You can’t always Rx nutrition and hammer your way through nails.
What I discovered is that the most successful clients were those whom we first developed habits rather than a focus on any result. Instead of starting out as, “Let’s lose five pounds in the first month”, and beginning to the focus on, “Let’s get you phasing out your sugary breakfast drink”, the results became a lot easier for folks. When we drop the pressure of quantifying a result timeline, the pressure dissipates and results happen by accident along with healthy change.
Here are some healthy changes you might consider with your nutrition in 2019.
1. Remove one meal out per day and replace it with a meal at home. Progressively increase this every week.
2. Phase out your sugary morning beverages by slowly ordering a less sugary version of it (i.e., “half pump”), and then, pick a day each week where you nix it altogether. Gradually increase those days.
3. Schedule a recurring day of the week that you buy groceries and always buy for just one week. If you can, try to prepare at least your carbohydrates for the week that evening while motivation is fresh (i.e. slice and bake a tray of potatoes, boil a few cups of rice, etc).

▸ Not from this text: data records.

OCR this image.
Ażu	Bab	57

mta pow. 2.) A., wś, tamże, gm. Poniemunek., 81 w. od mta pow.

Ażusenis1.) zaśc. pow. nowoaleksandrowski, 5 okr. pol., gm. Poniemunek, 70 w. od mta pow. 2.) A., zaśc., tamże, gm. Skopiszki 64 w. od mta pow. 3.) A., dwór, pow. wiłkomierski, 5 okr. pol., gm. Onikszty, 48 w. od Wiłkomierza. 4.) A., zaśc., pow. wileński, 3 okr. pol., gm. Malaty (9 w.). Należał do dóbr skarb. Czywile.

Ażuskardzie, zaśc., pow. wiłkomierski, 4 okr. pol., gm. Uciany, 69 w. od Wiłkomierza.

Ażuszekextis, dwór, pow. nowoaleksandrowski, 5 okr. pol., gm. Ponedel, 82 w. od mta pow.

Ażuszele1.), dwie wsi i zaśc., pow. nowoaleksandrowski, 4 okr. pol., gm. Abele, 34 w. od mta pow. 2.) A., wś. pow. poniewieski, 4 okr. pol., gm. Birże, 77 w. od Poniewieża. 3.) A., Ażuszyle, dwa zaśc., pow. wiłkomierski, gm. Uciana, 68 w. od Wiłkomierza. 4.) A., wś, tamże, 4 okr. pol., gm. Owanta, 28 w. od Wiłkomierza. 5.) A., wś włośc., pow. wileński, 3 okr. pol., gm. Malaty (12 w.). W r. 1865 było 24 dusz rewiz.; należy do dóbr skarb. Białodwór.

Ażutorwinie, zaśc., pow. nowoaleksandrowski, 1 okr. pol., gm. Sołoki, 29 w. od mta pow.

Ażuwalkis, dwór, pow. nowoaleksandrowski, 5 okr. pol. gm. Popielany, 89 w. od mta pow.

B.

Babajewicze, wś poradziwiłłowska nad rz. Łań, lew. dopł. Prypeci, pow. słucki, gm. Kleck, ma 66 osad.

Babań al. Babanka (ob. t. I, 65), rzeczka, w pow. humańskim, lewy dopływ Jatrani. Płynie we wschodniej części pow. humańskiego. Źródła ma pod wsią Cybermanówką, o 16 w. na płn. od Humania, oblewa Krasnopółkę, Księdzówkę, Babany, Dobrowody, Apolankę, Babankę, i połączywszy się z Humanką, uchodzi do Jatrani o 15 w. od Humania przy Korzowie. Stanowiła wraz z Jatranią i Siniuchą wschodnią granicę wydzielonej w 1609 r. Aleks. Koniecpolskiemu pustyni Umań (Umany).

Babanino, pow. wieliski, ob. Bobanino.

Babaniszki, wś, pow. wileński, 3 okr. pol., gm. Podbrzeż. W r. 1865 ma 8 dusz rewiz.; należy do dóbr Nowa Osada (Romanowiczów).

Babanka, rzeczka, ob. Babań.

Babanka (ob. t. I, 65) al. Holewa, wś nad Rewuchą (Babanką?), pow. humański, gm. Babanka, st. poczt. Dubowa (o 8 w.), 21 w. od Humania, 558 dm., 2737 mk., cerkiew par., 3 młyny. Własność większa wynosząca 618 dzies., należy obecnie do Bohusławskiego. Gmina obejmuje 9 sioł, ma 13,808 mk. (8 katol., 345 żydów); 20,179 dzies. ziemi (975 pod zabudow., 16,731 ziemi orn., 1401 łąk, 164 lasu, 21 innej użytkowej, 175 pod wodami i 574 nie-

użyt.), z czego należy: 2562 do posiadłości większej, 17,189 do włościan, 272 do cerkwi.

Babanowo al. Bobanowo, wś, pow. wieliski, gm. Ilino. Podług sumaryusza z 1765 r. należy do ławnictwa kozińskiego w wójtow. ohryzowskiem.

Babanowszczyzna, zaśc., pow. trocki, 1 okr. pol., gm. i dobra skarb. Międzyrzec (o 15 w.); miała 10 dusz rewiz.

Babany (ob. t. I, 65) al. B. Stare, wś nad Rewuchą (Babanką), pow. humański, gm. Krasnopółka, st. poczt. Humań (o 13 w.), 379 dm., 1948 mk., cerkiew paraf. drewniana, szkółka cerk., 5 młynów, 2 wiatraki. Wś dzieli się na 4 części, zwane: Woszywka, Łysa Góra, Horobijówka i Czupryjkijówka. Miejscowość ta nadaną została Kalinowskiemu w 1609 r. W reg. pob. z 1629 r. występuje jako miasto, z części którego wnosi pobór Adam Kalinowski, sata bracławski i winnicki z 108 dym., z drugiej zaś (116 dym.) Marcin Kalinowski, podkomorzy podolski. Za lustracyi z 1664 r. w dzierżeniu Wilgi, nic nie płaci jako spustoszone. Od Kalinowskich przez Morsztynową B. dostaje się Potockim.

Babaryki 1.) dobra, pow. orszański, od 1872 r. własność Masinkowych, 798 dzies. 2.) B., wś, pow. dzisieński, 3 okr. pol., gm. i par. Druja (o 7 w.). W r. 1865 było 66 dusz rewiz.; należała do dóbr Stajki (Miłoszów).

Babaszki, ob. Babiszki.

This will make meal creation during the week much easier.
4. Begin logging everything that you eat. Doesn’t have to be in a food tracking app and shouldn’t be for the purpose of calories or precision. Just log, and observe at the end of each week. Chances are some glaring opportunities will present themselves.
5. Find ten foods that you like and get creative with meal prep. You don’t need lots of variety to get taste and results. As you start, try to think about healthy, whole foods making up your meals but feel free to be liberal with sauces. Those can be addressed later once habit formation around the food sticks.

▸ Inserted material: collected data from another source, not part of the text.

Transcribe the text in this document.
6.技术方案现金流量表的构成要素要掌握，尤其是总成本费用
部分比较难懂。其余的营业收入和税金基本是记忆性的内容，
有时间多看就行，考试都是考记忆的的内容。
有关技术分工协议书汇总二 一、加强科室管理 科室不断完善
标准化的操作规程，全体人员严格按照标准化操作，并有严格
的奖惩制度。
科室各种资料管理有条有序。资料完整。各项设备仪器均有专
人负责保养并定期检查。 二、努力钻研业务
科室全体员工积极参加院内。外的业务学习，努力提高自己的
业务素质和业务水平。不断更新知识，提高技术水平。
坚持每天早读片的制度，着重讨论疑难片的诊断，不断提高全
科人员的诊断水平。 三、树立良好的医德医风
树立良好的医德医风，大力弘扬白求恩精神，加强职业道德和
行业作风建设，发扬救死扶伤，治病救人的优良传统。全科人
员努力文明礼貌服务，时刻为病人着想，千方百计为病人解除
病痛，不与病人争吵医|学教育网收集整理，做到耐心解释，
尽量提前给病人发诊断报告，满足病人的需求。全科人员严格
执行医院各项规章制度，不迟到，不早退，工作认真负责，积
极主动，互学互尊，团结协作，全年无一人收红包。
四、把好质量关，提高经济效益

6. If you struggle with breakfast timing, make a large batch of scrambled eggs once per week. Store them and re-heat in the morning. Microwaving is better than a Starbuck’s muffin.
7. Have a healthier alternative go to for when you need something sweet. A good example is flavored Greek Yogurt with fruit and some honey, or even Halo Top. Again, start with sustainable changes and slowly chip away at your decisions.

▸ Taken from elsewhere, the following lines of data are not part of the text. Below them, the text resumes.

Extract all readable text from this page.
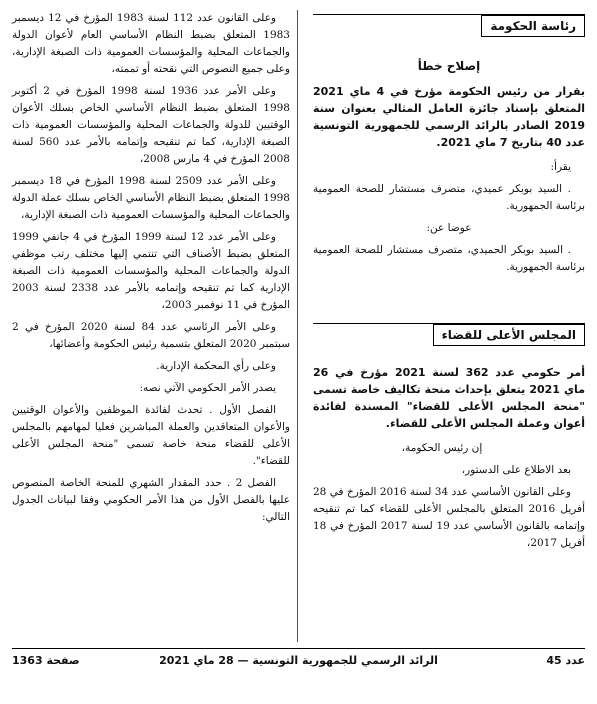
رئاسة الحكومة
إصلاح خطأ

بقرار من رئيس الحكومة مؤرخ في 4 ماي 2021 المتعلق بإسناد جائزة العامل المثالي بعنوان سنة 2019 الصادر بالرائد الرسمي للجمهورية التونسية عدد 40 بتاريخ 7 ماي 2021.

يقرأ:

. السيد بوبكر عميدي، متصرف مستشار للصحة العمومية برئاسة الجمهورية.

عوضا عن:

. السيد بوبكر الحميدي، متصرف مستشار للصحة العمومية برئاسة الجمهورية.

المجلس الأعلى للقضاء

أمر حكومي عدد 362 لسنة 2021 مؤرخ في 26 ماي 2021 يتعلق بإحداث منحة تكاليف خاصة تسمى "منحة المجلس الأعلى للقضاء" المسندة لفائدة أعوان وعملة المجلس الأعلى للقضاء.

إن رئيس الحكومة،

بعد الاطلاع على الدستور،

وعلى القانون الأساسي عدد 34 لسنة 2016 المؤرخ في 28 أفريل 2016 المتعلق بالمجلس الأعلى للقضاء كما تم تنقيحه وإتمامه بالقانون الأساسي عدد 19 لسنة 2017 المؤرخ في 18 أفريل 2017،

وعلى القانون عدد 112 لسنة 1983 المؤرخ في 12 ديسمبر 1983 المتعلق بضبط النظام الأساسي العام لأعوان الدولة والجماعات المحلية والمؤسسات العمومية ذات الصبغة الإدارية، وعلى جميع النصوص التي نقحته أو تممته،

وعلى الأمر عدد 1936 لسنة 1998 المؤرخ في 2 أكتوبر 1998 المتعلق بضبط النظام الأساسي الخاص بسلك الأعوان الوقتيين للدولة والجماعات المحلية والمؤسسات العمومية ذات الصبغة الإدارية، كما تم تنقيحه وإتمامه بالأمر عدد 560 لسنة 2008 المؤرخ في 4 مارس 2008،

وعلى الأمر عدد 2509 لسنة 1998 المؤرخ في 18 ديسمبر 1998 المتعلق بضبط النظام الأساسي الخاص بسلك عملة الدولة والجماعات المحلية والمؤسسات العمومية ذات الصبغة الإدارية،

وعلى الأمر عدد 12 لسنة 1999 المؤرخ في 4 جانفي 1999 المتعلق بضبط الأصناف التي تنتمي إليها مختلف رتب موظفي الدولة والجماعات المحلية والمؤسسات العمومية ذات الصبغة الإدارية كما تم تنقيحه وإتمامه بالأمر عدد 2338 لسنة 2003 المؤرخ في 11 نوفمبر 2003،

وعلى الأمر الرئاسي عدد 84 لسنة 2020 المؤرخ في 2 سبتمبر 2020 المتعلق بتسمية رئيس الحكومة وأعضائها،

وعلى رأي المحكمة الإدارية.

يصدر الأمر الحكومي الآتي نصه:

الفصل الأول . تحدث لفائدة الموظفين والأعوان الوقتيين والأعوان المتعاقدين والعملة المباشرين فعليا لمهامهم بالمجلس الأعلى للقضاء منحة خاصة تسمى "منحة المجلس الأعلى للقضاء".

الفصل 2 . حدد المقدار الشهري للمنحة الخاصة المنصوص عليها بالفصل الأول من هذا الأمر الحكومي وفقا لبيانات الجدول التالي:

عدد 45
الرائد الرسمي للجمهورية التونسية — 28 ماي 2021
صفحة 1363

8. For an easy way to include greens at every meal, sprinkle a liberal handful or arugula as a topper on all meals (fun fact: I detest cooking and eating vegetables).
9. Get in the habit of making protein shakes. They are nutrient dense and close the gap on needed protein very effectively. One per day can contain up to 25% of your protein need in smaller individuals.
10. Consume a high carbohydrate meal within 90 minutes of training. Your body needs carbs more than any time of day and will use them most efficiently.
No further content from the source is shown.